Many existing audio processing and generation models rely on task-specific architectures, resulting in fragmented development efforts and limited extensibility. It is therefore promising to design a unified framework capable of handling multiple tasks, while providing robust instruction and audio understanding and high-quality audio generation. This requires a compatible paradigm design, a powerful backbone, and a high-fidelity audio reconstruction module. To meet these requirements, this technical report introduces QuarkAudio, a decoder-only autoregressive (AR) LM-based generative framework that unifies multiple tasks.
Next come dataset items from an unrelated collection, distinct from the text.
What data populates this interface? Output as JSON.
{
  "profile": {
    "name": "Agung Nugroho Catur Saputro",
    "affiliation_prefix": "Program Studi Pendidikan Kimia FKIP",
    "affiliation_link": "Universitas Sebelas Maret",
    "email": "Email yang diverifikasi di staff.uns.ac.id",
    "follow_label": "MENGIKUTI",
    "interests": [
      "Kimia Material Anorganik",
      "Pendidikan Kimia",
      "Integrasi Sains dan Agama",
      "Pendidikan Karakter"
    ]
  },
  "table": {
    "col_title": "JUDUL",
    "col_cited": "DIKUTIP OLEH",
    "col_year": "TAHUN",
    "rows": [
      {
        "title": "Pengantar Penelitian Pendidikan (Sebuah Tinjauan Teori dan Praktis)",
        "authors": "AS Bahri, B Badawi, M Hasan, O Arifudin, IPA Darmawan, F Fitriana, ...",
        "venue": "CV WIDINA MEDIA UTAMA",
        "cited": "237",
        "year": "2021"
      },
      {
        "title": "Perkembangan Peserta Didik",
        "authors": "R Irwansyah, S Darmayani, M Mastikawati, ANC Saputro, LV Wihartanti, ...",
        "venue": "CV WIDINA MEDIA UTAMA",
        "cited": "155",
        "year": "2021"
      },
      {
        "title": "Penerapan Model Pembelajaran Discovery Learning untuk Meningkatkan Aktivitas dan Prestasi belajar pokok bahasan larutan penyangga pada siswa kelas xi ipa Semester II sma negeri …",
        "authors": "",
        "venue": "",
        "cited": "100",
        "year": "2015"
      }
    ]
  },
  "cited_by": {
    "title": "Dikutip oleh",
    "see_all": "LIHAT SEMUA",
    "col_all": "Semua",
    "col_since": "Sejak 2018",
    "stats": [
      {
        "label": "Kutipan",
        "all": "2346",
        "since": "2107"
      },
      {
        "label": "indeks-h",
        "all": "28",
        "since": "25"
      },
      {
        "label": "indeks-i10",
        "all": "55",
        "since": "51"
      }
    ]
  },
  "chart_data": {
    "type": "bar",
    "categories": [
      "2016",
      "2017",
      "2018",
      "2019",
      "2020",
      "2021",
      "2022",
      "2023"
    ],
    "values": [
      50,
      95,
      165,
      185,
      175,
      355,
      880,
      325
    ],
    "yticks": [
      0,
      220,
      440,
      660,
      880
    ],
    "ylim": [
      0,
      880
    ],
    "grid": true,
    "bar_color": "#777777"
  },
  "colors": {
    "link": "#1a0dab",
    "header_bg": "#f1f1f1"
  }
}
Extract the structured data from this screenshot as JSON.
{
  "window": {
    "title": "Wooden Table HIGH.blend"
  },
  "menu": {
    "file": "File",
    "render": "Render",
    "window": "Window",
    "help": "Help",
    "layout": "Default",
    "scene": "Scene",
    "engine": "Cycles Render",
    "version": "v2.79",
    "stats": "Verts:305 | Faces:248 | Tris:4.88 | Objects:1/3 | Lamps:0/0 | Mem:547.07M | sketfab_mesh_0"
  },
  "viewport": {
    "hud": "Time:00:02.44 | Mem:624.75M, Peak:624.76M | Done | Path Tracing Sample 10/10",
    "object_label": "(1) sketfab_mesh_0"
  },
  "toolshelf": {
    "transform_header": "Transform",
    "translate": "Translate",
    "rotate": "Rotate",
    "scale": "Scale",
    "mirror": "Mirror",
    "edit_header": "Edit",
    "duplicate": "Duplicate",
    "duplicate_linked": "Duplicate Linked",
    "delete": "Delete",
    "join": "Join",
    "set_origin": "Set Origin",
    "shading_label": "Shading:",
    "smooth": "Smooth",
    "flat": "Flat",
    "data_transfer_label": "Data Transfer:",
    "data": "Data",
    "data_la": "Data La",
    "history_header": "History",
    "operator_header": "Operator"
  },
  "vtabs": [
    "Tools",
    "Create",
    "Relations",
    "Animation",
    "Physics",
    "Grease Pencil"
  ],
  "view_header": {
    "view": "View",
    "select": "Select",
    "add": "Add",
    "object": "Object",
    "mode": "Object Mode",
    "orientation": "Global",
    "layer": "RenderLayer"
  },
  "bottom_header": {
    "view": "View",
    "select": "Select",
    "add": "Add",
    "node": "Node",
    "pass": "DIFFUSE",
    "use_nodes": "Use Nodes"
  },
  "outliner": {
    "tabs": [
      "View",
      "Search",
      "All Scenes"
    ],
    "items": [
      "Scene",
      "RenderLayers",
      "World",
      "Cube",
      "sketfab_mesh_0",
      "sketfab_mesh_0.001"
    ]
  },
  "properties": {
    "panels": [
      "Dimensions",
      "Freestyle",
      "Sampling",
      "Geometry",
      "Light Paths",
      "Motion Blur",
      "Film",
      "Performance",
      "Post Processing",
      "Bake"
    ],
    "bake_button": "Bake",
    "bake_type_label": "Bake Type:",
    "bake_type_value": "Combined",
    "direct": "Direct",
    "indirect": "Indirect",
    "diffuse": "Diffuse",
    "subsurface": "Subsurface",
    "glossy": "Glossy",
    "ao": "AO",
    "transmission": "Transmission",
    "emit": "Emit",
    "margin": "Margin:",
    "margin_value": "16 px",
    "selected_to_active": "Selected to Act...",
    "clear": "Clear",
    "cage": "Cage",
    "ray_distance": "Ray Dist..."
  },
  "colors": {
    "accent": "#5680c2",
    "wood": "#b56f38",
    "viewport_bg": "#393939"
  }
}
The framework includes a unified discrete audio tokenizer, H-Codec, which incorporates self-supervised learning (SSL) representations into the tokenization and reconstruction process. We further propose several improvements to H-Codec, such as a dynamic frame-rate mechanism and extending the audio sampling rate to 48 kHz. QuarkAudio unifies tasks by using task-specific conditional information as the conditioning sequence of the decoder-only LM, and predicting discrete target audio tokens in an AR manner. The framework supports a wide range of audio processing and generation tasks, including speech restoration (SR), target speaker extraction (TSE), speech separation (SS), voice conversion (VC), and language-queried audio source separation (LASS). In addition, we extend downstream tasks to universal free-form audio editing guided by natural language instructions (including speech semantic editing and audio event editing). Experimental results show that H-Codec achieves high-quality audio reconstruction with a low frame rate, improving both the efficiency and performance of downstream audio generation, and that QuarkAudio delivers competitive or comparable performance to state-of-the-art task-specific or multi-task systems across multiple tasks.